The journal doesn't include any biographical information on the authors, but some issues have included well known authors such as Gary Soto, John Ashbery, Robert Creeley, Charles SImic, Jorie Graham, Denise Levertov, etc. The journal does not hesitate to publish the work of its own editors as well. The Asian poets whose work was translated for the most recent issue are very well known writers within their own countries and abroad, including Korea's most prolific and well known living poet, Ko Un.

The journal seeks writing that is experimental in form and language, and writing that challenges the traditional conventions of poetry and fiction.

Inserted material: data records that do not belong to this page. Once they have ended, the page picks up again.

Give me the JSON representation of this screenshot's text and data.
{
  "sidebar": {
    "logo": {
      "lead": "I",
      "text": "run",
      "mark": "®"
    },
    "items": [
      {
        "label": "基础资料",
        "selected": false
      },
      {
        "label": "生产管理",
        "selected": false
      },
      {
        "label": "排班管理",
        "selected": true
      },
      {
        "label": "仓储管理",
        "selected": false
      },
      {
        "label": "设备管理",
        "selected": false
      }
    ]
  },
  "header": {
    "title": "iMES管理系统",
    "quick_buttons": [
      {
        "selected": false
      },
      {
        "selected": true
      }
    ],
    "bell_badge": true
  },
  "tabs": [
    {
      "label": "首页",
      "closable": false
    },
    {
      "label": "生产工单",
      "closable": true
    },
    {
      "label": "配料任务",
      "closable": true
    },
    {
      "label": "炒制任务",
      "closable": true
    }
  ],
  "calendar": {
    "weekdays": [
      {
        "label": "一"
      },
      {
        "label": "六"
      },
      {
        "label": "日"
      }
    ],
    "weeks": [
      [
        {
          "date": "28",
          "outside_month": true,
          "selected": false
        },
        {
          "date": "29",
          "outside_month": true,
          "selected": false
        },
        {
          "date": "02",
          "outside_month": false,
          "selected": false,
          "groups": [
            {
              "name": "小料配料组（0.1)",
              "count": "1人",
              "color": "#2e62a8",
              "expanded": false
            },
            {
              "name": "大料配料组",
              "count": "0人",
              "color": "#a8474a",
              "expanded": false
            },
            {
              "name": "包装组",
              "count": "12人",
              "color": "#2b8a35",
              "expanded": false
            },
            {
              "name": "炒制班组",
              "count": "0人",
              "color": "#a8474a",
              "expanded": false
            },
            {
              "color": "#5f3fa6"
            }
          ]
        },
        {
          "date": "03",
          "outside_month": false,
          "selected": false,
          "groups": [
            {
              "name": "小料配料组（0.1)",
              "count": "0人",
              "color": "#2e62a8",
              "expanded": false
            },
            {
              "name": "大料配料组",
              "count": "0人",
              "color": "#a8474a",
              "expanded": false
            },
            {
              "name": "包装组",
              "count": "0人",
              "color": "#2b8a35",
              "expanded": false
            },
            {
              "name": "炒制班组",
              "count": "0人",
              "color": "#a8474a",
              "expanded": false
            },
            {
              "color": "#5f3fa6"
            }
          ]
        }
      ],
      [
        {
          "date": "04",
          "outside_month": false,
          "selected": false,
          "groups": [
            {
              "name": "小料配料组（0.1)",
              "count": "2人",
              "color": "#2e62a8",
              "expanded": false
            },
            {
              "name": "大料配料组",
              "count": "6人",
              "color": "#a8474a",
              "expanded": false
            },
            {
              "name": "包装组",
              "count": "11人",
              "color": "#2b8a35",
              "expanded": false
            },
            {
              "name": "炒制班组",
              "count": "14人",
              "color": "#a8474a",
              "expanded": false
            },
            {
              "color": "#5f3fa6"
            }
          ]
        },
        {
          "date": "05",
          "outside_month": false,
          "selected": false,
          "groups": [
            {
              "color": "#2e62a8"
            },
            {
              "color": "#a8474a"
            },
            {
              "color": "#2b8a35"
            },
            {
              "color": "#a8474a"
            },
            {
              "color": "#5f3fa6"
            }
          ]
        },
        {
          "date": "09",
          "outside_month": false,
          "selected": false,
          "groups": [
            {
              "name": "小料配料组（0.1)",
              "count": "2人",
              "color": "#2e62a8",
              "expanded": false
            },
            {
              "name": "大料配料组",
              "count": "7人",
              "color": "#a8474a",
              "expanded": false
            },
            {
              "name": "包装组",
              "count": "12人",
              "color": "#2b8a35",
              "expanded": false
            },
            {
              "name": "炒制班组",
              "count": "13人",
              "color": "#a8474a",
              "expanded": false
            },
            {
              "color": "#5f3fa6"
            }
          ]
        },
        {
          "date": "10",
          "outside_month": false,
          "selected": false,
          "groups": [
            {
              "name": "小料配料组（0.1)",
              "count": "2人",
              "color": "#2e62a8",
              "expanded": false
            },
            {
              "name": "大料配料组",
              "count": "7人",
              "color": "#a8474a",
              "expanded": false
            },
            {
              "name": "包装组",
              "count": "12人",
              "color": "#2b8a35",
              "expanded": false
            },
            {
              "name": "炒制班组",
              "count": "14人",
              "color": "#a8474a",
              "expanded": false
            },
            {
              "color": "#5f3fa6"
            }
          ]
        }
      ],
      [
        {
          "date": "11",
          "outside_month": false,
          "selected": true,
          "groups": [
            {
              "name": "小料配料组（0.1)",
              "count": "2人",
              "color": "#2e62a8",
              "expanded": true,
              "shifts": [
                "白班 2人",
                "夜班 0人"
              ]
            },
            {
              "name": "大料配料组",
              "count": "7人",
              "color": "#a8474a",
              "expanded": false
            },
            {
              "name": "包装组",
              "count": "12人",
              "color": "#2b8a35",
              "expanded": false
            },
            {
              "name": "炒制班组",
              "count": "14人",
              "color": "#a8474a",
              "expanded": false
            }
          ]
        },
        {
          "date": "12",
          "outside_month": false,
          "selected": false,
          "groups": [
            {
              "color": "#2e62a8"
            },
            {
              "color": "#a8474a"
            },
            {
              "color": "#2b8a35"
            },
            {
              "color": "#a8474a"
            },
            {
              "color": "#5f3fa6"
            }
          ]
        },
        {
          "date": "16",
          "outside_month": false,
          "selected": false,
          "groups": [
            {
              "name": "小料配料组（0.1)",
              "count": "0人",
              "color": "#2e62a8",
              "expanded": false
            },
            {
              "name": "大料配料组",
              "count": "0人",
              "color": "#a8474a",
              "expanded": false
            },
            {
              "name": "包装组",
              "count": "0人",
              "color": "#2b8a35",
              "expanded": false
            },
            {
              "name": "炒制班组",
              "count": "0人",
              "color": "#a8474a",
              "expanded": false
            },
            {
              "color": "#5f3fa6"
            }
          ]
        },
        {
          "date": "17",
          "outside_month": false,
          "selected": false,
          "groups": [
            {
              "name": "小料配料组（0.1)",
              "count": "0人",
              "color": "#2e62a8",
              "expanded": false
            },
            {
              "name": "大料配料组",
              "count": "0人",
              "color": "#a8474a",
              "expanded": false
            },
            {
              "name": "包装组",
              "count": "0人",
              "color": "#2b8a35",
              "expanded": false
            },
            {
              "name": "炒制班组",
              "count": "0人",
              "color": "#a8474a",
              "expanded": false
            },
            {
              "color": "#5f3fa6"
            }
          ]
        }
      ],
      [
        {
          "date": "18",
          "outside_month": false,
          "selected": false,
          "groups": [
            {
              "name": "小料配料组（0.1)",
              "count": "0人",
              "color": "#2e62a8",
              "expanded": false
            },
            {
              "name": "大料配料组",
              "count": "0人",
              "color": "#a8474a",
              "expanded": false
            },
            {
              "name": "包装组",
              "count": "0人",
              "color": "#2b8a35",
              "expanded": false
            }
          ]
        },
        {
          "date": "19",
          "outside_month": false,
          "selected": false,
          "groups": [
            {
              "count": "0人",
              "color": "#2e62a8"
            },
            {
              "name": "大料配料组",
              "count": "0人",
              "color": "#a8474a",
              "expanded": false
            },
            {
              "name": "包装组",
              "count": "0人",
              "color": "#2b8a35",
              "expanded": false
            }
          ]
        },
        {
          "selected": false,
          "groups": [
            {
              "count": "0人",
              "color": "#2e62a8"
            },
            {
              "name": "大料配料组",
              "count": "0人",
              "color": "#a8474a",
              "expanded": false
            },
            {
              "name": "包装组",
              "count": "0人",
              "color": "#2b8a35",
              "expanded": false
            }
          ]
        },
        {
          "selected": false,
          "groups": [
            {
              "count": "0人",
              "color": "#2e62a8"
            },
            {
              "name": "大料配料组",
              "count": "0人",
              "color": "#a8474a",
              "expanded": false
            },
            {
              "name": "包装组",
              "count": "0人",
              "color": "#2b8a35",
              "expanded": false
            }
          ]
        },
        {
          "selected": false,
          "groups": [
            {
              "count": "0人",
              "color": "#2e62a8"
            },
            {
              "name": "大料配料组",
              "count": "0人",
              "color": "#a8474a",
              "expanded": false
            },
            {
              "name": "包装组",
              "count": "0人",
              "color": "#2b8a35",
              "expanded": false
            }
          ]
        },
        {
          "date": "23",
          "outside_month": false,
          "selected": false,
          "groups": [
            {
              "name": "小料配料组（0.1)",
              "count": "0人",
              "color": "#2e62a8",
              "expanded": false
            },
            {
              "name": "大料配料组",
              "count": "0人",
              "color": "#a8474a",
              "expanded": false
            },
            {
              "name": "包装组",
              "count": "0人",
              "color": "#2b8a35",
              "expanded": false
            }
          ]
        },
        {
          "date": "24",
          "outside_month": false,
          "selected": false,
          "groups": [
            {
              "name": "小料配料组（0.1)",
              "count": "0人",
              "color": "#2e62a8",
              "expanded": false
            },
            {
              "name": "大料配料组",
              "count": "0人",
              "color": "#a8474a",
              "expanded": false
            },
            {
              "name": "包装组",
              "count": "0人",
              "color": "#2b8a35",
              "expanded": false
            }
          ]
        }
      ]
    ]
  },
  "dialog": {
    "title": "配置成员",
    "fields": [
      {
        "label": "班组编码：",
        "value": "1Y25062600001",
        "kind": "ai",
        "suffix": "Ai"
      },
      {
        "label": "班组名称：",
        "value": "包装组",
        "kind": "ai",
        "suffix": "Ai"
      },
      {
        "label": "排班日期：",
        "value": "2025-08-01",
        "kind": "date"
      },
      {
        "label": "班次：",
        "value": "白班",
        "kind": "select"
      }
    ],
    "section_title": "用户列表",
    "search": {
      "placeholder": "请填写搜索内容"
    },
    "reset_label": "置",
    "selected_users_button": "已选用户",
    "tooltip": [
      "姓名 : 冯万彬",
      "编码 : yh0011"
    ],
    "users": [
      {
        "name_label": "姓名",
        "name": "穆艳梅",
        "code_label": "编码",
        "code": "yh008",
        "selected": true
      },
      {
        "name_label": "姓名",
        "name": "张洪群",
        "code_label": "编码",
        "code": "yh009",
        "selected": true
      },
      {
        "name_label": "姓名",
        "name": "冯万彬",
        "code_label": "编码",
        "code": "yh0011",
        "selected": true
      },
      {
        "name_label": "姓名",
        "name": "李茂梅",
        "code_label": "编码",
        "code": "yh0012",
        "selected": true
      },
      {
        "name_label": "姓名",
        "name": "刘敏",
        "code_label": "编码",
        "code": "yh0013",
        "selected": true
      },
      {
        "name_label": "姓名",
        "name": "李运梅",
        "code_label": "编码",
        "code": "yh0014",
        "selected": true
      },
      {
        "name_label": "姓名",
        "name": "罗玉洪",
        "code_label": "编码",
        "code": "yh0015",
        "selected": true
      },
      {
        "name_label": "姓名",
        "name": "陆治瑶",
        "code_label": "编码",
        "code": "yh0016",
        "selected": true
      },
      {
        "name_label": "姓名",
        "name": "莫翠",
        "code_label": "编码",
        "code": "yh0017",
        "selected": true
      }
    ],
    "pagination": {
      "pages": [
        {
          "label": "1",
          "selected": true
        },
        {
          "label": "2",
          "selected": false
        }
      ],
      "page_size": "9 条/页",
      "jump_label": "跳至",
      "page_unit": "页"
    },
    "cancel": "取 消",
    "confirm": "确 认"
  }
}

Poetry: The tone of the poems varies within the journal including more accessible poems such as "Hand Model," which institutes a playfulness of language. Most of the poems emphasize (or at least give equal consideration to) the way language & words move across a page. The meanings of poems published tend to be more obscure and harder to grasp, although the words, sounds, and alliterations play a large role in the overall meaning and construction of the poems. NAW also publishes prose poems as well. The poems chosen for translation (both the Asian poets and the French poet) tend to focus on war, exile, political isolation and political dissention.

Fiction: The fiction chosen for publication tends to be short fiction, on a range of topics/subject matter. IN this issue, the fiction is a series of stories, written in very short, quick vignettes.

NAW accepts interesting, cutting-edge poetry and fiction that challenges traditional writing often found in most other journals. New American Writing seems to serve as an outlet or a space for non-traditional writers to publish. Though some of the poetry is enjoyable, some of it does seem to be highly inaccessible both in meaning and layout. Nearly every poem and piece of fiction is attempting to take a risk, whether it is with meaning, language, layout, or all three. Although not all pieces achieve a unity and accessibilitiy within their risks, the writing challenges all notions of what creative writing is and where it is going. Thus, New American Writing serves as a venue for non-traditionalists to publish work, and it also serves as a source to access writing in translation that isn't always made available to American writers.

Work from NAW has also appeared in the distinguished Pushcar Anthology. In 1988 the magazine was named one of the nation's ten outstanding literary magazines by Coordinating Council of Literary Magazines (now called, Council of Literary Magazines and Presses (CLMP).

Advice for Submitting: Read, read, and re-read the type of writing published in NAW, and check out the website for more information on the journal. Don't send work that doesn't break a rule. If you ask yourself, did I just write a poem or a story? Is this really a poem/story?, then send the piece. if it's traditional, send it to another journal.

For poetry, send no more than five poems in each submission. Fiction stories should not exceed 30 pages in length. There are no specific length requirements for poetry, but from reviewing the journal they generally don't publish work that would take up more than 2 pages. Fiction should not exceed 30 pages, but based on the length of fiction that has been recently published, the editors prefer short-short stories.

Response time varies between 2 weeks and 6 months. The journal does not accept e-mail submissions. Neither the journal nor the website mentioned wether or not it accepts simultaneous submissions. However, it will re-print work that has appeared in other publications. The reading period is from June to January.